Les Misérables/Tome 3/Livre 2/02
II
TEL MAÎTRE, TEL LOGIS
Il demeurait au Marais, rue des Filles-du-Calvaire, no 6. La maison était à lui. Cette maison a été démolie et rebâtie depuis, et le chiffre en a probablement été changé dans ces révolutions de numérotage que subissent les rues de Paris. Il occupait un vieil et vaste appartement au premier, entre la rue et des jardins, meublé jusqu’aux plafonds de grandes tapisseries des Gobelins et de Beauvais représentant des bergerades ; les sujets des plafonds et des panneaux étaient répétés en petit sur les fauteuils. Il enveloppait son lit d’un vaste paravent à neuf feuilles en laque de Coromandel. De longs rideaux diffus pendaient aux croisées et y faisaient de grands plis cassés très magnifiques. Le jardin, immédiatement situé sous ses fenêtres se rattachait à celle d’entre elles qui faisait l’angle au moyen d’un escalier de douze ou quinze marches fort allègrement monté et descendu par ce bonhomme. Outre une bibliothèque contiguë à sa chambre, il avait un boudoir auquel il tenait fort, réduit galant tapissé d’une magnifique tenture de paille fleurdelysée et fleurie faite sur les galères de Louis XIV et commandée par M. de Vivonne à ses forçats pour sa maîtresse.
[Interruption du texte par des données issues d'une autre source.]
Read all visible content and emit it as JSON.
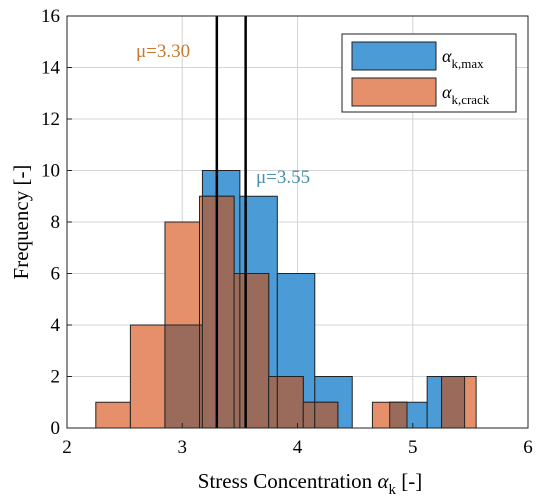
{
  "chart_data": {
    "type": "histogram",
    "xlabel_main": "Stress Concentration ",
    "xlabel_symbol": "α",
    "xlabel_sub": "k",
    "xlabel_tail": " [-]",
    "ylabel": "Frequency [-]",
    "xlim": [
      2,
      6
    ],
    "ylim": [
      0,
      16
    ],
    "xticks": [
      "2",
      "3",
      "4",
      "5",
      "6"
    ],
    "yticks": [
      "0",
      "2",
      "4",
      "6",
      "8",
      "10",
      "12",
      "14",
      "16"
    ],
    "grid": true,
    "legend_position": "top-right",
    "series": [
      {
        "name": "αk,max",
        "symbol": "α",
        "sub": "k,max",
        "color": "#4a9bd6",
        "bins": [
          {
            "x0": 2.85,
            "x1": 3.175,
            "count": 4
          },
          {
            "x0": 3.175,
            "x1": 3.5,
            "count": 10
          },
          {
            "x0": 3.5,
            "x1": 3.825,
            "count": 9
          },
          {
            "x0": 3.825,
            "x1": 4.15,
            "count": 6
          },
          {
            "x0": 4.15,
            "x1": 4.475,
            "count": 2
          },
          {
            "x0": 4.475,
            "x1": 4.8,
            "count": 0
          },
          {
            "x0": 4.8,
            "x1": 5.125,
            "count": 1
          },
          {
            "x0": 5.125,
            "x1": 5.45,
            "count": 2
          }
        ]
      },
      {
        "name": "αk,crack",
        "symbol": "α",
        "sub": "k,crack",
        "color": "#e5906a",
        "bins": [
          {
            "x0": 2.25,
            "x1": 2.55,
            "count": 1
          },
          {
            "x0": 2.55,
            "x1": 2.85,
            "count": 4
          },
          {
            "x0": 2.85,
            "x1": 3.15,
            "count": 8
          },
          {
            "x0": 3.15,
            "x1": 3.45,
            "count": 9
          },
          {
            "x0": 3.45,
            "x1": 3.75,
            "count": 6
          },
          {
            "x0": 3.75,
            "x1": 4.05,
            "count": 2
          },
          {
            "x0": 4.05,
            "x1": 4.35,
            "count": 1
          },
          {
            "x0": 4.35,
            "x1": 4.65,
            "count": 0
          },
          {
            "x0": 4.65,
            "x1": 4.95,
            "count": 1
          },
          {
            "x0": 4.95,
            "x1": 5.25,
            "count": 0
          },
          {
            "x0": 5.25,
            "x1": 5.55,
            "count": 2
          }
        ]
      }
    ],
    "overlap_color": "#9a6b5a",
    "mean_lines": [
      {
        "name": "mean-crack",
        "x": 3.3,
        "label": "μ=3.30",
        "color": "#c8782e"
      },
      {
        "name": "mean-max",
        "x": 3.55,
        "label": "μ=3.55",
        "color": "#4a8fb0"
      }
    ]
  }
}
M. Gillenormand avait hérité cela d’une farouche grand’tante maternelle, morte centenaire. Il avait eu deux femmes. Ses manières tenaient le milieu entre l’homme de cour qu’il n’avait jamais été et l’homme de robe qu’il aurait pu être. Il était gai, et caressant quand il voulait. Dans sa jeunesse, il avait été de ces hommes qui sont toujours trompés par leur femme et jamais par leur maîtresse, parce qu’ils sont à la fois les plus maussades maris et les plus charmants amants qu’il y ait. Il était connaisseur en peinture. Il avait dans sa chambre un merveilleux portrait d’on ne sait qui, peint par Jordaens, fait à grands coups de brosse, avec des millions de détails, à la façon fouillis et comme au hasard. Le vêtement de M. Gillenormand n’était pas l’habit Louis XV, ni même l’habit Louis XVI ; c’était le costume des incroyables du directoire. Il s’était cru tout jeune jusque-là et avait suivi les modes. Son habit était en drap léger, avec de spacieux revers, une longue queue de morue et de larges boutons d’acier. Avec cela la culotte course et les souliers à boucles. Il mettait toujours les mains dans ses goussets. Il disait avec autorité : La révolution française est un tas de chenapans.